Mülteciler için güvenceli bir yaşam ve güvenceli bir iş için en acil ihtiyacın mülteci statüsü olduğuna dikkat çeken Akdeniz, aynı zamanda 1 Mayıs’a giderken her geçen gün artan sömürü düzenine karşı da bu talebin işçileri için birleştirici bir talep olduğunu belirterek, "Öncelikli olarak mülteci statüsü tanınmalı. Bu kayıt dışı çalışmaları kontrol altına alır ve mültecilerin can güvenliği bakımından da önemli. Ayrıca illegal ucuz iş gücü kullanımın da önüne geçer. İkinci olarak Türkiye bir göçmen deposu haline gelmemeli. Bunun için de imzalanan geri kabul antlaşması ilk önce reddedilmeli. Bu yükün uluslararası olarak paylaşılması gerekir. Türkiye de çalışacak kimselerin onu açılmalı. Çalışma izni alma koşulları değiştirilmelidir. Aksi halde korsan çalışmanın önüne geçilemez" dedi.
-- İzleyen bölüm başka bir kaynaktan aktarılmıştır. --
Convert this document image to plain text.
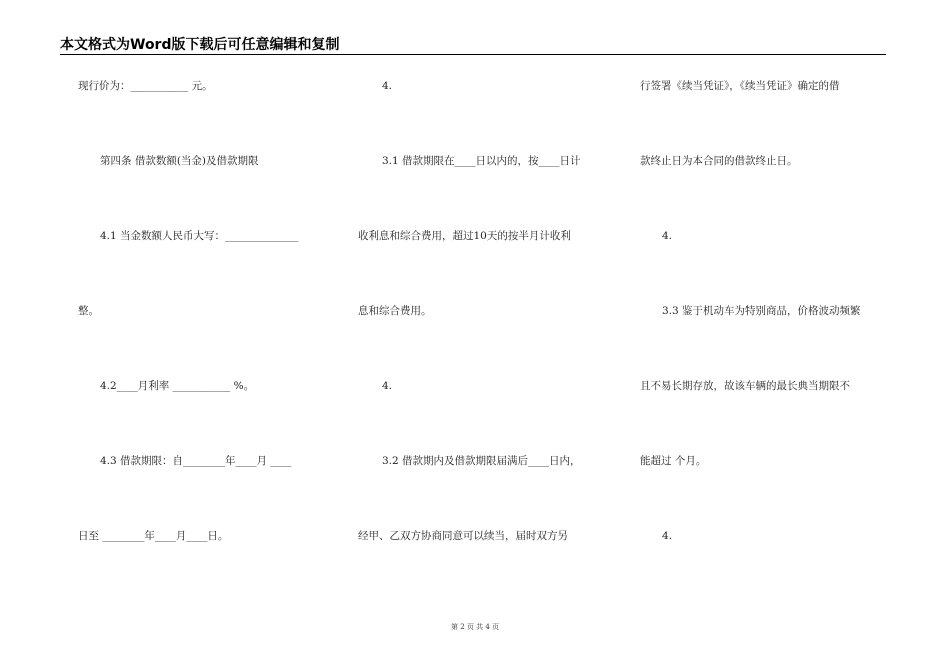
本文格式为Word版下载后可任意编辑和复制
现行价为：___________ 元。
第四条 借款数额(当金)及借款期限
4.1 当金数额人民币大写：______________
整。
4.2____月利率 ___________ %。
4.3 借款期限：自________年____月 ____
日至 ________年____月____日。
4.
3.1 借款期限在____日以内的，按____日计
收利息和综合费用，超过10天的按半月计收利
息和综合费用。
4.
3.2 借款期内及借款期限届满后____日内，
经甲、乙双方协商同意可以续当，届时双方另
行签署《续当凭证》，《续当凭证》确定的借
款终止日为本合同的借款终止日。
4.
3.3 鉴于机动车为特别商品，价格波动频繁
且不易长期存放，故该车辆的最长典当期限不
能超过 个月。
4.
第 2 页 共 4 页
Mevcut durumun ilerde kültürel bir kutuplaşma, gelecek nesiller açısından bir Afro Amerikan sosyal oluşumuna benzer ayrımların Türkiye için ne düşündürdüğü sorusu yönelten katılımcıya cevap veren Akdeniz, Türkiye’de doğmuş büyümüş, ilkokul çağına gelmiş pek çok mülteci çocuk olduğunu belirterek, ileri nesiller için bu ayrımın daha anlamışız bir hale geleceğini söyledi. Akdeniz, " Hayat akmaya devam ediyor. Bugün Suriyeli Osman ile Türkiyeli Mehmet aynı okula gidiyor aynı sınıfta okuyor. Yoksul mahallelerde başlayan bir kardeşleşme var ve çok kestirmek mümkün olmamakla birlikte sonraki nesillerde daha da derinleşecek gibi duruyor. Bir gettolaşma var, oluşması engellenemez fakat bunu kendiliğindenliğe bırakırsak bu çok olumlu bir yere gitmez. Gettolaşma göçmen ve yerli halk arasında geçişkenliği azaltır" dedi.
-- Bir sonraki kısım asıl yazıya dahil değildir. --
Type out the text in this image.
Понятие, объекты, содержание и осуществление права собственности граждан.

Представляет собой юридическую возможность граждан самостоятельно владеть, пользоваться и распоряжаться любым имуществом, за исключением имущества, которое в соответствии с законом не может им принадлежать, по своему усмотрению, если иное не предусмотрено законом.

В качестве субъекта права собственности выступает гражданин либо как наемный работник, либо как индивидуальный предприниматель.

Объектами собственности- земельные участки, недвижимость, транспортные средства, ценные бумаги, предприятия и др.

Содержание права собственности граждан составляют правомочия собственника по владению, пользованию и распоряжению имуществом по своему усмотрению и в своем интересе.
"İSMAİL İLE DAYANIŞMA GÖSTERMEK HEPİMİZİN SORUMULUĞU OLSUN"
Son olarak, 8. Kıta kitabında röportaj yaptığı İranlı mültecinin aktardıklarından bir katkı sunmak isteyen etkinlik katılımcısı “İran’da evrim tartışmaları yokmuş, bahsi dahi geçemezmiş. Kitabınızdaki bu kısım benim epey ilgimi çekti. İranlı mülteci İsmail, Antropoloji ve evrime ilgisinin olmasına rağmen, doğduğu memlekete bunların yasak olması akıl alır gibi değil. Onun bölümünü okuduğumda onunla sohbet etmeyi çok istedim” dedi. Akdeniz, İsmail’in 10 günü aşkındır gözaltında tutulduğunu, geri gönderme prosedürüne engel olmak için uğraşıldığını ama şu an için hiçbir şeyin belli olmadığını belirterek “İranlı mültecilerin durumları biraz daha farklı. Siyasal İslam’dan kaçan, çoğu politik insanlar. Geri göndermeleri sonucu onları bekleyen bir idam sehpası var. Buradan da İsmail’in durumunu takip etmek ve dayanışma göstermek hepimizin sorumluluğu olsun” dedi.